Destacaremos, a seguir, alguns pontos chaves desta
Constituição Apostólica, identificados por Elena Magariños, da revista
espanhola Vida Nueva Digital (2022). Vejamos:
1. A Cúria Romana não estará mais apenas a serviço do Papa,
mas a serviço de todas as dioceses. Documento também defende a criação de
mecanismos de colaboração e trabalho em rede entre os dicastérios, cobrando dos
membros da Cúria e colabores dos diferentes dicastérios, integridade pessoal e
profissionalismo.
2. A Constituição Apostólica reduz o número de dicastérios,
unindo aqueles cuja finalidade era muito semelhante ou que se complementavam
com o objetivo de tornar o trabalho mais eficiente. Assim como as congregações
da Cúria Romana, os pontifícios conselhos passam a ser, todos eles, dicastérios.
3. Sobre a proteção de menores, o Documento rege que passe à
Cúria a Pontifícia Comissão para a Proteção dos Menores, unindo-a ao Dicastério
para a Doutrina da Fé, cuja tarefa é assessorar e aconselhar o Romano Pontífice
e também propor as iniciativas mais adequadas para a proteção dos menores e de
pessoas vulneráveis.
4. A Caridade e a Missão ganham destaque na nova
Constituição, pois é criado um novo Dicastério para o Serviço da Caridade
(Esmola Apostólica), que realizará assistência e ajuda aos necessitados de
qualquer lugar do mundo, em nome do Papa; bem como se criará um grande
'ministério' para a Evangelização no qual se unifica o trabalho realizado hoje
pela Congregação para a Evangelização dos Povos (Propaganda Fide) e pelo Pontifício Conselho para a Promoção da Nova
Evangelização. Ambos se fundem e se tornam o Dicastério para a Evangelização,
presidido diretamente pelo Papa.
5. A Cultura e a Educação também aparecem fundidos, de modo
que o Pontifício Conselho para a Cultura e a Congregação para a Educação
Católica se tornam o Dicastério para a Cultura e a Educação, que por um lado se
dedicará à promoção cultural e animação pastoral, e por outro, a desenvolver os
princípios da educação nos centros de estudos católicos.

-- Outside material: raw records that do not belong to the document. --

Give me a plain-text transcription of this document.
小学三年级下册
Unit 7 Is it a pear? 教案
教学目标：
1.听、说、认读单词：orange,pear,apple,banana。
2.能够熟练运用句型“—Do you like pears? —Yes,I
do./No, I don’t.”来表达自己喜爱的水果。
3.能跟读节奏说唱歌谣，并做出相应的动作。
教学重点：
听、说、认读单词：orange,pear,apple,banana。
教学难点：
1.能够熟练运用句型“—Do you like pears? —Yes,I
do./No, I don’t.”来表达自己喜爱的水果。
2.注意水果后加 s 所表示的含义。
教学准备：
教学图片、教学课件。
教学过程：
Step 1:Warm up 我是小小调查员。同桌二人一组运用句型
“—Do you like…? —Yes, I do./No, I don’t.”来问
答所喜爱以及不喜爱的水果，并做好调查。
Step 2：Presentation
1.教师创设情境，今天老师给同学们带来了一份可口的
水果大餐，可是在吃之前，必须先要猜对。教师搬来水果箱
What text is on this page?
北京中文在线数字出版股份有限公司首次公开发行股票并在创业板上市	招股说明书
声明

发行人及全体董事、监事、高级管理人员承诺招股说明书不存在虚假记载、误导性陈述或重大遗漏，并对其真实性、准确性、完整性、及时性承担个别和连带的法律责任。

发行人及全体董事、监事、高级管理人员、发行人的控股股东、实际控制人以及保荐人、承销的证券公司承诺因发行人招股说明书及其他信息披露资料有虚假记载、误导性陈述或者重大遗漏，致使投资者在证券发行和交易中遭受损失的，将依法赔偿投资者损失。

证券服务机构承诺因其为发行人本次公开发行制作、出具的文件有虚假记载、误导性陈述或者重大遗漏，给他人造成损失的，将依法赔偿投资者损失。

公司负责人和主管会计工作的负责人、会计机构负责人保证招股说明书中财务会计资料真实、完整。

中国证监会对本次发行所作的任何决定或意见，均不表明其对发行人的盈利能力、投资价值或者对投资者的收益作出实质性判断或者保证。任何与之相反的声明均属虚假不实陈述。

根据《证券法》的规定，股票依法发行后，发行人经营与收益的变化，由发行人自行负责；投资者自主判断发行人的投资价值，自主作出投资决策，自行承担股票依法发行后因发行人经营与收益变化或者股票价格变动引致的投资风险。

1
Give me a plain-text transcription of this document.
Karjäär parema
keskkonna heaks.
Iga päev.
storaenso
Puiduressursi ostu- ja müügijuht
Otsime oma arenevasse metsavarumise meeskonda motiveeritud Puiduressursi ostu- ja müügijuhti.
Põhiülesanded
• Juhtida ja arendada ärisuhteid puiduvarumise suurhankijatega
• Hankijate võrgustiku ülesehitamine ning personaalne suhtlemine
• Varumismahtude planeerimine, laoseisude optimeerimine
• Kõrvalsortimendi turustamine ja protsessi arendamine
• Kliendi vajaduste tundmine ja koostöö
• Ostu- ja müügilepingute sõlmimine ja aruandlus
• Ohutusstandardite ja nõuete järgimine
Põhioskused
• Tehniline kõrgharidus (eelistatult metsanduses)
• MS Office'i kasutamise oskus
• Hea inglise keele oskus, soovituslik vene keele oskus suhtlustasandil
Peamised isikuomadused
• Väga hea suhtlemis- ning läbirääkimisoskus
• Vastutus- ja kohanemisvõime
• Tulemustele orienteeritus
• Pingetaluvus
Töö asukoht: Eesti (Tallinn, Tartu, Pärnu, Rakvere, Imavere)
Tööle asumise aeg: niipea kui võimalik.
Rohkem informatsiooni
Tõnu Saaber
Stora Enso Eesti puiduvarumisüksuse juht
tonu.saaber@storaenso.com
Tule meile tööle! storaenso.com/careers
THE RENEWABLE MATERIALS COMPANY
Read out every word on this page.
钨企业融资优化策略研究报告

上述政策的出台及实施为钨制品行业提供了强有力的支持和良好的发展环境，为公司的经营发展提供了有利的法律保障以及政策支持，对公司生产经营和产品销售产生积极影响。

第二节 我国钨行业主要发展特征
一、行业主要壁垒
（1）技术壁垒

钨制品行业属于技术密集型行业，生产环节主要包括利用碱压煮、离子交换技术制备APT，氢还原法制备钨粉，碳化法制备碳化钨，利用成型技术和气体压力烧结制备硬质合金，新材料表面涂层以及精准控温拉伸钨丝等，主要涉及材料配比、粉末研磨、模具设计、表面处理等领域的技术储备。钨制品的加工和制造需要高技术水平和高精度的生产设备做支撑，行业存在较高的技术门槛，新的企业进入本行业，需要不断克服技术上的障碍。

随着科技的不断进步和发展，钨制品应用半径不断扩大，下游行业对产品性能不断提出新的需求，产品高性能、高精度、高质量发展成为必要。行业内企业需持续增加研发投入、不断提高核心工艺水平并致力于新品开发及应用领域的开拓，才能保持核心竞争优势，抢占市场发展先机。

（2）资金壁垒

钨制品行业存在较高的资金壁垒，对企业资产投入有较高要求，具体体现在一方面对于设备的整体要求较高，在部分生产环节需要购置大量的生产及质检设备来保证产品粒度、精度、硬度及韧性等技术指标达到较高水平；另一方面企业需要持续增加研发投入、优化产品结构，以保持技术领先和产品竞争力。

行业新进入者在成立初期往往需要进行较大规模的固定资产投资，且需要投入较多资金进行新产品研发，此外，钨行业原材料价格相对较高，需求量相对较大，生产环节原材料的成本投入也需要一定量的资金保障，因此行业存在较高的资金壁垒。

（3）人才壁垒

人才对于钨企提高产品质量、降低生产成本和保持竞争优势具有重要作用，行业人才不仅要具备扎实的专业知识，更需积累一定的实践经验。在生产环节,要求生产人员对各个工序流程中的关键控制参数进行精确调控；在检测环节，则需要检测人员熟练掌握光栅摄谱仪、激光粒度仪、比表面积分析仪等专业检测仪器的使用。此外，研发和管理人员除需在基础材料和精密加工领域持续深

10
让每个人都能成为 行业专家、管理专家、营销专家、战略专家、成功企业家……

Na coletiva acontecida na sala de imprensa da Santa Sé, em
21/03/2022, o secretário do Conselho de Cardeais, Dom Marco Mellino disse que
“todos os dicastérios gozam da mesma dignidade jurídica e todos exercem o poder
de jurisdição, por isso a ordem da sua colocação na lista não tem valor
jurídico em si”. Ainda que a escolha de colocar em primeiro o Dicastério para a
Evangelização "torna explícita a perspectiva da atividade missionária na
qual se realizou a visão geral da reforma da Cúria".
Podemos perceber que a Praedicate
Evangelium aponta para uma Cúria mais sinodal, bem como que procura
promover o sentido de colegialidade e responsabilidade pastoral, e uma sã
descentralização para garantir a rápida eficácia da ação pastoral. Oxalá todas
estas novidade ajude a Igreja de Cristo seguir cada vez mais fiel ao Evangelho
de Jesus. Assim seja!
TEODÓSIO, Cleber. Praedicate Evangelium: constituição
apostólica do Papa Francisco. In Informativo
São Vicente: Província Brasileira
da Congregação da Missão. Vol. LVI. Nº 318. Jan. Fev. Mar.